I heard a story recently that legendary Cowboys football coach Tom Landry used to tell his players. The message (and I paraphrase) is that “doing the things you don’t necessarily want to do five days a week prepares you to do your best at what you’ve wanted to do all your life.”
In Landry and his team’s case, the WANT was Sunday afternoon. Game time. That’s what the players lived and prepared for. Though our lives as leaders may be different than that of the millionaire pro athlete, we all can understand how so much of our life’s work is about behind-the-scenes effort. That’s the non-sexy, far-from-glamorous and exceedingly mundane preparation. Not appealing? Yes. But without it, we’re never going to be equipped to shine when the spotlight’s on.
This Sunday, the spotlight will be on the best of the best, competing on one of the biggest “stages” of their career during the Super Bowl.

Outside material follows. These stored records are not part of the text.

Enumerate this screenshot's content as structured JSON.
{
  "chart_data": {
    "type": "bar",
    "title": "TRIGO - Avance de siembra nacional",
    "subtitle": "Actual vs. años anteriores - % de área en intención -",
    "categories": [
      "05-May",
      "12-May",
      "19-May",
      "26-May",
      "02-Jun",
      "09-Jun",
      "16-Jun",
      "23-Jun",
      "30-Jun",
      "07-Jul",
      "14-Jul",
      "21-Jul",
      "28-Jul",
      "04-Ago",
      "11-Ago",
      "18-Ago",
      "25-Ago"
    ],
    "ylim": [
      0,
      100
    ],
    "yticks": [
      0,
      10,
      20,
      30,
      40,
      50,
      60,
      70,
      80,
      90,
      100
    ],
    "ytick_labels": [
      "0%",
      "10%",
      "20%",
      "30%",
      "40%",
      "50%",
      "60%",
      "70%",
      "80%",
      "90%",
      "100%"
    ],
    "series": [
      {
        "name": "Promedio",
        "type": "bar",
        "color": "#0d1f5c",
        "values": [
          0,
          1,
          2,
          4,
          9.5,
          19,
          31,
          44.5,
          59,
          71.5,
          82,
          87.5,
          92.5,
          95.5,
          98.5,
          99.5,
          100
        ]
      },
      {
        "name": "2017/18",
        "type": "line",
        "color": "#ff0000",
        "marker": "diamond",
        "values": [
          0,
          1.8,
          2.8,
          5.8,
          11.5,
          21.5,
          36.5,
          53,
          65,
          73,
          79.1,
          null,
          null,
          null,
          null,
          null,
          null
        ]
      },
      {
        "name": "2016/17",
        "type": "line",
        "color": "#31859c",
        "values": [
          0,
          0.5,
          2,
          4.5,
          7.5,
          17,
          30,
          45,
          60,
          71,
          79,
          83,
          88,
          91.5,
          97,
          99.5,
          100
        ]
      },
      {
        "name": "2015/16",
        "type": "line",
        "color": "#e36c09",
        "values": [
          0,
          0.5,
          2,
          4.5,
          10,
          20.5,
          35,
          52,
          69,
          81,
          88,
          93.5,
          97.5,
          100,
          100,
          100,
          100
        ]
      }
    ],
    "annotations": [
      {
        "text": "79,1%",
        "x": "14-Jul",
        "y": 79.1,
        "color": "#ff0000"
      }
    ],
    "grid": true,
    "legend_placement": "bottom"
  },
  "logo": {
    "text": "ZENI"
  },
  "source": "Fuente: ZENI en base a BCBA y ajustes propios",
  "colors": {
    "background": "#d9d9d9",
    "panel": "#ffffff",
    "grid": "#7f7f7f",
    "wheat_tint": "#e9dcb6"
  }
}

For these athletes, a Super Bowl win is the pinnacle achievement. Yet, for those 60 minutes of game time, endless hours, no, years have done into preparing the players on those two teams for what will equate to 12-13 minutes of action.

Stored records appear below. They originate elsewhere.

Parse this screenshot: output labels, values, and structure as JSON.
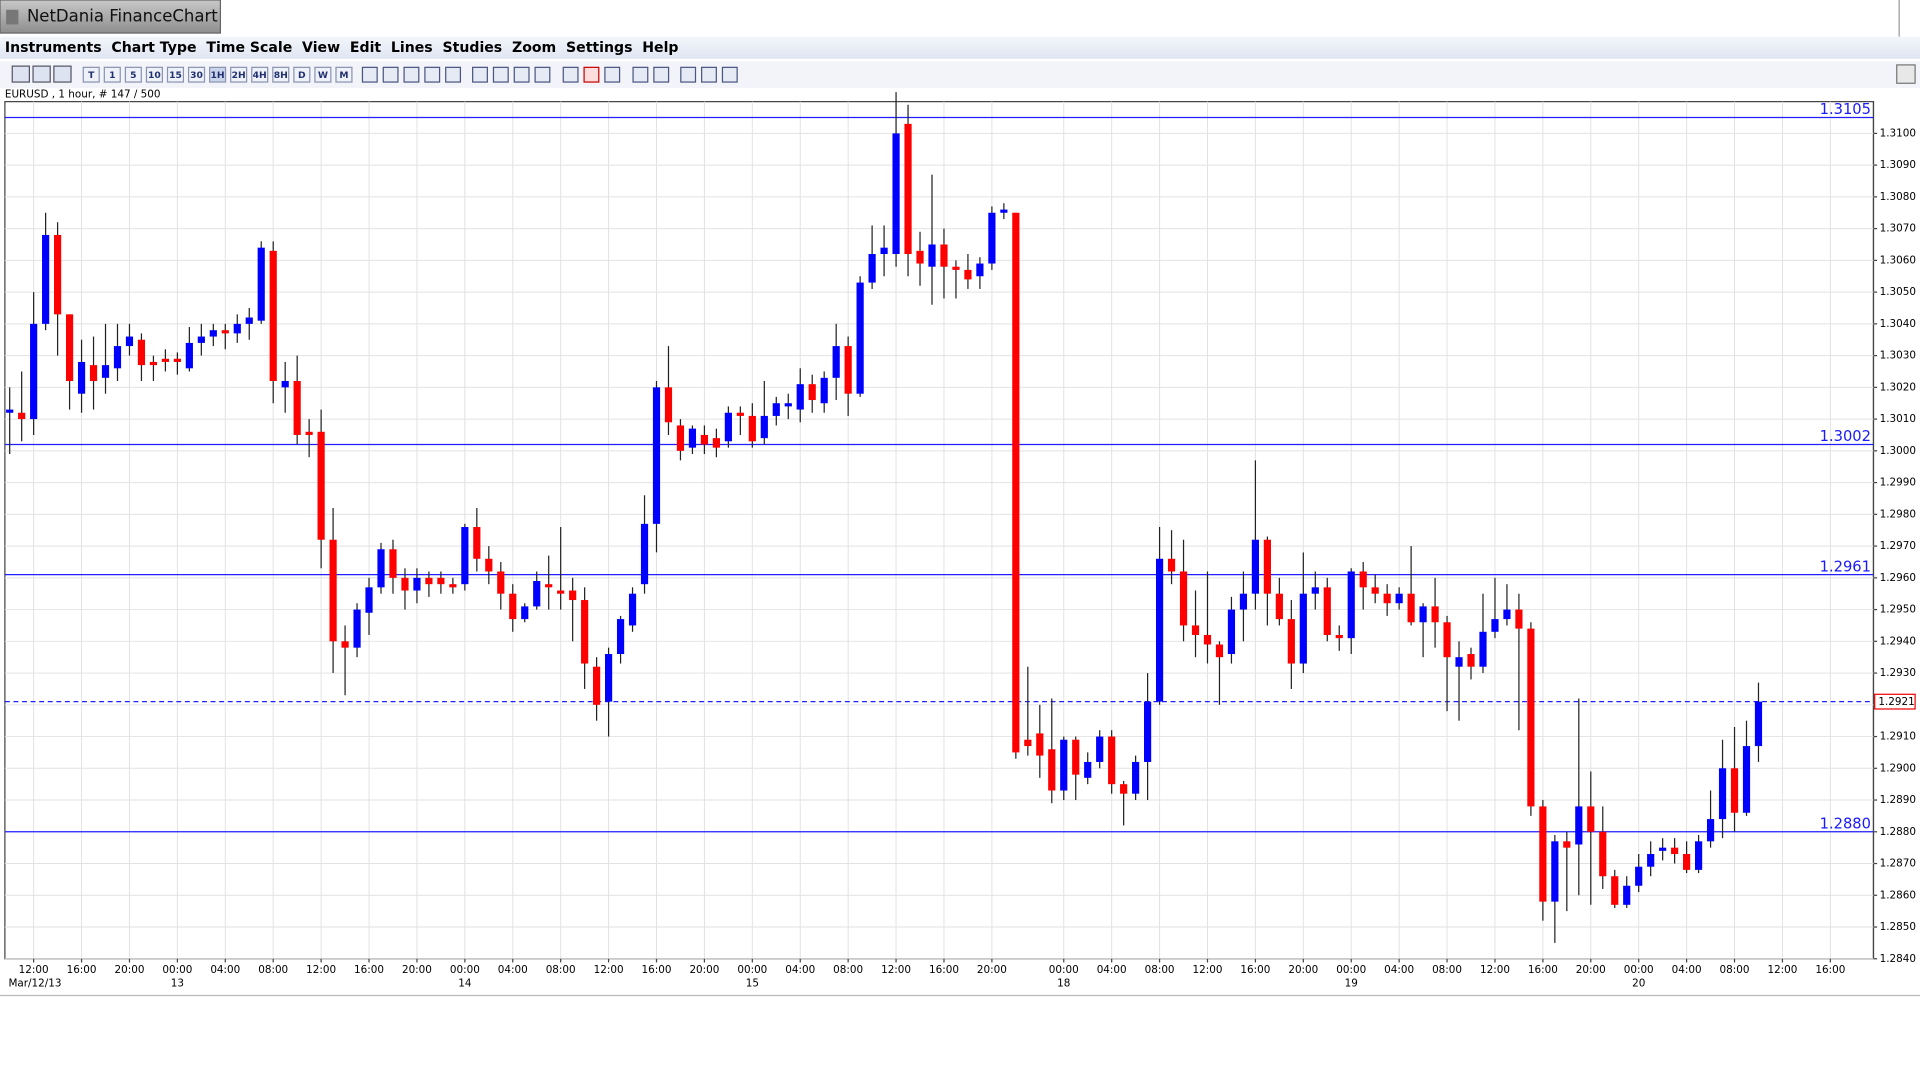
{
  "window": {
    "title": "NetDania FinanceChart"
  },
  "menu": [
    "Instruments",
    "Chart Type",
    "Time Scale",
    "View",
    "Edit",
    "Lines",
    "Studies",
    "Zoom",
    "Settings",
    "Help"
  ],
  "toolbar": [
    "T",
    "1",
    "5",
    "10",
    "15",
    "30",
    "1H",
    "2H",
    "4H",
    "8H",
    "D",
    "W",
    "M"
  ],
  "chart_data": {
    "type": "candlestick",
    "info": "EURUSD , 1 hour, # 147 / 500",
    "up_color": "#0000ff",
    "down_color": "#ff0000",
    "wick_color": "#222222",
    "grid": true,
    "xlim": [
      -0.4,
      155.6
    ],
    "ylim": [
      1.284,
      1.311
    ],
    "yticks": [
      {
        "value": 1.284,
        "label": "1.2840"
      },
      {
        "value": 1.285,
        "label": "1.2850"
      },
      {
        "value": 1.286,
        "label": "1.2860"
      },
      {
        "value": 1.287,
        "label": "1.2870"
      },
      {
        "value": 1.288,
        "label": "1.2880"
      },
      {
        "value": 1.289,
        "label": "1.2890"
      },
      {
        "value": 1.29,
        "label": "1.2900"
      },
      {
        "value": 1.291,
        "label": "1.2910"
      },
      {
        "value": 1.292,
        "label": "1.2920"
      },
      {
        "value": 1.293,
        "label": "1.2930"
      },
      {
        "value": 1.294,
        "label": "1.2940"
      },
      {
        "value": 1.295,
        "label": "1.2950"
      },
      {
        "value": 1.296,
        "label": "1.2960"
      },
      {
        "value": 1.297,
        "label": "1.2970"
      },
      {
        "value": 1.298,
        "label": "1.2980"
      },
      {
        "value": 1.299,
        "label": "1.2990"
      },
      {
        "value": 1.3,
        "label": "1.3000"
      },
      {
        "value": 1.301,
        "label": "1.3010"
      },
      {
        "value": 1.302,
        "label": "1.3020"
      },
      {
        "value": 1.303,
        "label": "1.3030"
      },
      {
        "value": 1.304,
        "label": "1.3040"
      },
      {
        "value": 1.305,
        "label": "1.3050"
      },
      {
        "value": 1.306,
        "label": "1.3060"
      },
      {
        "value": 1.307,
        "label": "1.3070"
      },
      {
        "value": 1.308,
        "label": "1.3080"
      },
      {
        "value": 1.309,
        "label": "1.3090"
      },
      {
        "value": 1.31,
        "label": "1.3100"
      }
    ],
    "xticks": [
      {
        "value": 2,
        "label": "12:00"
      },
      {
        "value": 6,
        "label": "16:00"
      },
      {
        "value": 10,
        "label": "20:00"
      },
      {
        "value": 14,
        "label": "00:00"
      },
      {
        "value": 18,
        "label": "04:00"
      },
      {
        "value": 22,
        "label": "08:00"
      },
      {
        "value": 26,
        "label": "12:00"
      },
      {
        "value": 30,
        "label": "16:00"
      },
      {
        "value": 34,
        "label": "20:00"
      },
      {
        "value": 38,
        "label": "00:00"
      },
      {
        "value": 42,
        "label": "04:00"
      },
      {
        "value": 46,
        "label": "08:00"
      },
      {
        "value": 50,
        "label": "12:00"
      },
      {
        "value": 54,
        "label": "16:00"
      },
      {
        "value": 58,
        "label": "20:00"
      },
      {
        "value": 62,
        "label": "00:00"
      },
      {
        "value": 66,
        "label": "04:00"
      },
      {
        "value": 70,
        "label": "08:00"
      },
      {
        "value": 74,
        "label": "12:00"
      },
      {
        "value": 78,
        "label": "16:00"
      },
      {
        "value": 82,
        "label": "20:00"
      },
      {
        "value": 88,
        "label": "00:00"
      },
      {
        "value": 92,
        "label": "04:00"
      },
      {
        "value": 96,
        "label": "08:00"
      },
      {
        "value": 100,
        "label": "12:00"
      },
      {
        "value": 104,
        "label": "16:00"
      },
      {
        "value": 108,
        "label": "20:00"
      },
      {
        "value": 112,
        "label": "00:00"
      },
      {
        "value": 116,
        "label": "04:00"
      },
      {
        "value": 120,
        "label": "08:00"
      },
      {
        "value": 124,
        "label": "12:00"
      },
      {
        "value": 128,
        "label": "16:00"
      },
      {
        "value": 132,
        "label": "20:00"
      },
      {
        "value": 136,
        "label": "00:00"
      },
      {
        "value": 140,
        "label": "04:00"
      },
      {
        "value": 144,
        "label": "08:00"
      },
      {
        "value": 148,
        "label": "12:00"
      },
      {
        "value": 152,
        "label": "16:00"
      }
    ],
    "xdates": [
      {
        "value": 0,
        "label": "Mar/12/13"
      },
      {
        "value": 14,
        "label": "13"
      },
      {
        "value": 38,
        "label": "14"
      },
      {
        "value": 62,
        "label": "15"
      },
      {
        "value": 88,
        "label": "18"
      },
      {
        "value": 112,
        "label": "19"
      },
      {
        "value": 136,
        "label": "20"
      }
    ],
    "levels": [
      1.3105,
      1.3002,
      1.2961,
      {
        "value": 1.288,
        "label": "1.2880"
      }
    ],
    "last_price": 1.2921,
    "open": [
      1.3012,
      1.3012,
      1.301,
      1.304,
      1.3068,
      1.3043,
      1.3018,
      1.3027,
      1.3023,
      1.3026,
      1.3033,
      1.3035,
      1.3028,
      1.3029,
      1.3029,
      1.3026,
      1.3034,
      1.3036,
      1.3038,
      1.3037,
      1.304,
      1.3041,
      1.3063,
      1.302,
      1.3022,
      1.3006,
      1.3006,
      1.2972,
      1.294,
      1.2938,
      1.2949,
      1.2957,
      1.2969,
      1.296,
      1.2956,
      1.296,
      1.296,
      1.2958,
      1.2958,
      1.2976,
      1.2966,
      1.2962,
      1.2955,
      1.2947,
      1.2951,
      1.2958,
      1.2956,
      1.2956,
      1.2953,
      1.2932,
      1.2921,
      1.2936,
      1.2945,
      1.2958,
      1.2977,
      1.302,
      1.3008,
      1.3001,
      1.3005,
      1.3004,
      1.3003,
      1.3012,
      1.3011,
      1.3004,
      1.3011,
      1.3014,
      1.3013,
      1.3021,
      1.3015,
      1.3023,
      1.3033,
      1.3018,
      1.3053,
      1.3062,
      1.3062,
      1.3103,
      1.3063,
      1.3058,
      1.3065,
      1.3058,
      1.3057,
      1.3055,
      1.3059,
      1.3075,
      1.3075,
      1.2909,
      1.2911,
      1.2906,
      1.2893,
      1.2909,
      1.2897,
      1.2902,
      1.291,
      1.2895,
      1.2892,
      1.2902,
      1.2921,
      1.2966,
      1.2962,
      1.2945,
      1.2942,
      1.2939,
      1.2936,
      1.295,
      1.2955,
      1.2972,
      1.2955,
      1.2947,
      1.2933,
      1.2955,
      1.2957,
      1.2942,
      1.2941,
      1.2962,
      1.2957,
      1.2955,
      1.2952,
      1.2955,
      1.2946,
      1.2951,
      1.2946,
      1.2932,
      1.2936,
      1.2932,
      1.2943,
      1.2947,
      1.295,
      1.2944,
      1.2888,
      1.2858,
      1.2877,
      1.2876,
      1.2888,
      1.288,
      1.2866,
      1.2857,
      1.2863,
      1.2869,
      1.2874,
      1.2875,
      1.2873,
      1.2868,
      1.2877,
      1.2884,
      1.29,
      1.2886,
      1.2907
    ],
    "high": [
      1.302,
      1.3025,
      1.305,
      1.3075,
      1.3072,
      1.3043,
      1.3035,
      1.3036,
      1.304,
      1.304,
      1.304,
      1.3037,
      1.303,
      1.3032,
      1.3031,
      1.3039,
      1.304,
      1.304,
      1.304,
      1.3043,
      1.3045,
      1.3066,
      1.3066,
      1.3028,
      1.303,
      1.301,
      1.3013,
      1.2982,
      1.2945,
      1.2952,
      1.296,
      1.2971,
      1.2972,
      1.2963,
      1.2963,
      1.2962,
      1.2962,
      1.296,
      1.2977,
      1.2982,
      1.297,
      1.2965,
      1.2958,
      1.2952,
      1.2962,
      1.2967,
      1.2976,
      1.296,
      1.2957,
      1.2935,
      1.2938,
      1.2948,
      1.2957,
      1.2986,
      1.3022,
      1.3033,
      1.301,
      1.3008,
      1.3008,
      1.3007,
      1.3014,
      1.3014,
      1.3015,
      1.3022,
      1.3017,
      1.3018,
      1.3026,
      1.3024,
      1.3025,
      1.304,
      1.3036,
      1.3055,
      1.3071,
      1.3071,
      1.3113,
      1.3109,
      1.3069,
      1.3087,
      1.307,
      1.306,
      1.3062,
      1.3061,
      1.3077,
      1.3078,
      1.3075,
      1.2932,
      1.292,
      1.2922,
      1.291,
      1.291,
      1.2905,
      1.2912,
      1.2912,
      1.2896,
      1.2904,
      1.293,
      1.2976,
      1.2975,
      1.2972,
      1.2956,
      1.2962,
      1.294,
      1.2954,
      1.2962,
      1.2997,
      1.2973,
      1.296,
      1.2953,
      1.2968,
      1.2962,
      1.296,
      1.2945,
      1.2963,
      1.2965,
      1.2961,
      1.2958,
      1.2957,
      1.297,
      1.2952,
      1.296,
      1.2948,
      1.294,
      1.2938,
      1.2955,
      1.296,
      1.2958,
      1.2955,
      1.2946,
      1.289,
      1.2879,
      1.288,
      1.2922,
      1.2899,
      1.2888,
      1.2868,
      1.2866,
      1.2873,
      1.2877,
      1.2878,
      1.2878,
      1.2877,
      1.2879,
      1.2893,
      1.2909,
      1.2913,
      1.2915,
      1.2927
    ],
    "low": [
      1.2999,
      1.3003,
      1.3005,
      1.3038,
      1.303,
      1.3013,
      1.3012,
      1.3013,
      1.3018,
      1.3022,
      1.303,
      1.3022,
      1.3022,
      1.3025,
      1.3024,
      1.3025,
      1.303,
      1.3033,
      1.3032,
      1.3034,
      1.3035,
      1.304,
      1.3015,
      1.3012,
      1.3002,
      1.2998,
      1.2963,
      1.293,
      1.2923,
      1.2935,
      1.2942,
      1.2955,
      1.2955,
      1.295,
      1.2952,
      1.2954,
      1.2955,
      1.2955,
      1.2956,
      1.2962,
      1.2958,
      1.295,
      1.2943,
      1.2946,
      1.295,
      1.295,
      1.295,
      1.294,
      1.2925,
      1.2915,
      1.291,
      1.2933,
      1.2943,
      1.2955,
      1.2968,
      1.3005,
      1.2997,
      1.2999,
      1.2999,
      1.2998,
      1.3001,
      1.3005,
      1.3001,
      1.3002,
      1.3008,
      1.301,
      1.3009,
      1.3012,
      1.3012,
      1.3016,
      1.3011,
      1.3017,
      1.3051,
      1.3055,
      1.3058,
      1.3055,
      1.3052,
      1.3046,
      1.3048,
      1.3048,
      1.3051,
      1.3051,
      1.3057,
      1.3073,
      1.2903,
      1.2904,
      1.2897,
      1.2889,
      1.289,
      1.289,
      1.2895,
      1.29,
      1.2892,
      1.2882,
      1.289,
      1.289,
      1.292,
      1.2958,
      1.294,
      1.2935,
      1.2933,
      1.292,
      1.2933,
      1.294,
      1.295,
      1.2945,
      1.2945,
      1.2925,
      1.293,
      1.295,
      1.294,
      1.2937,
      1.2936,
      1.295,
      1.2952,
      1.2948,
      1.295,
      1.2945,
      1.2935,
      1.2938,
      1.2918,
      1.2915,
      1.2928,
      1.293,
      1.2941,
      1.2945,
      1.2912,
      1.2885,
      1.2852,
      1.2845,
      1.2855,
      1.286,
      1.2857,
      1.2862,
      1.2856,
      1.2856,
      1.2861,
      1.2866,
      1.2871,
      1.287,
      1.2867,
      1.2867,
      1.2875,
      1.2878,
      1.288,
      1.2885,
      1.2902
    ],
    "close": [
      1.3013,
      1.301,
      1.304,
      1.3068,
      1.3043,
      1.3022,
      1.3028,
      1.3022,
      1.3027,
      1.3033,
      1.3036,
      1.3027,
      1.3027,
      1.3028,
      1.3028,
      1.3034,
      1.3036,
      1.3038,
      1.3037,
      1.304,
      1.3042,
      1.3064,
      1.3022,
      1.3022,
      1.3005,
      1.3005,
      1.2972,
      1.294,
      1.2938,
      1.295,
      1.2957,
      1.2969,
      1.296,
      1.2956,
      1.296,
      1.2958,
      1.2958,
      1.2957,
      1.2976,
      1.2966,
      1.2962,
      1.2955,
      1.2947,
      1.2951,
      1.2959,
      1.2957,
      1.2955,
      1.2953,
      1.2933,
      1.292,
      1.2936,
      1.2947,
      1.2955,
      1.2977,
      1.302,
      1.3009,
      1.3,
      1.3007,
      1.3002,
      1.3001,
      1.3012,
      1.3011,
      1.3003,
      1.3011,
      1.3015,
      1.3015,
      1.3021,
      1.3016,
      1.3023,
      1.3033,
      1.3018,
      1.3053,
      1.3062,
      1.3064,
      1.31,
      1.3062,
      1.3059,
      1.3065,
      1.3058,
      1.3057,
      1.3054,
      1.3059,
      1.3075,
      1.3076,
      1.2905,
      1.2907,
      1.2904,
      1.2893,
      1.2909,
      1.2898,
      1.2902,
      1.291,
      1.2895,
      1.2892,
      1.2902,
      1.2921,
      1.2966,
      1.2962,
      1.2945,
      1.2942,
      1.2939,
      1.2935,
      1.295,
      1.2955,
      1.2972,
      1.2955,
      1.2947,
      1.2933,
      1.2955,
      1.2957,
      1.2942,
      1.2941,
      1.2962,
      1.2957,
      1.2955,
      1.2952,
      1.2955,
      1.2946,
      1.2951,
      1.2946,
      1.2935,
      1.2935,
      1.2932,
      1.2943,
      1.2947,
      1.295,
      1.2944,
      1.2888,
      1.2858,
      1.2877,
      1.2875,
      1.2888,
      1.288,
      1.2866,
      1.2857,
      1.2863,
      1.2869,
      1.2873,
      1.2875,
      1.2873,
      1.2868,
      1.2877,
      1.2884,
      1.29,
      1.2886,
      1.2907,
      1.2921
    ]
  }
}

As a leader, how do you prepare for that pinnacle or pinnacle-worthy achievement? Treat every day as you would “interview day,” “board meeting day” or “strategic planning day.”
What are you doing that will ultimately make the company, your team, yourself shine? Are you working on a financial analysis for your department? Are you working to improve the culture dynamic? Each meeting or conversation or interaction is an opportunity to refine your form and practice technique.
Look at your professional development and education as the NFL athlete looks at nutrition. After all, you’re both putting these elements into your body to achieve top performance. In your case, fill your mind with journals and case studies. Give your attention to industry knowledge. Invest your time in networking and be present at conferences and seminars—all ingredients you can use to bulk up your leadership skills.
And, just as game film provides perspective for the pro athlete on his own performance or his competitors’ strengths and weaknesses, feedback is critical to provide leaders with much-needed perspective. Be proactive in seeking out conversations with your boss or mentors who can offer insight on your performance, traits and aptitudes. Listen to your peers, colleagues, supervisors and direct reports to understand how others perceive you. How does what you’re hearing from others stack up to your expectations for yourself? How does it compare to the cultural norm for your organization or industry?
The best leaders treat every day like training camp. How are you preparing yourself for the “Big Game”?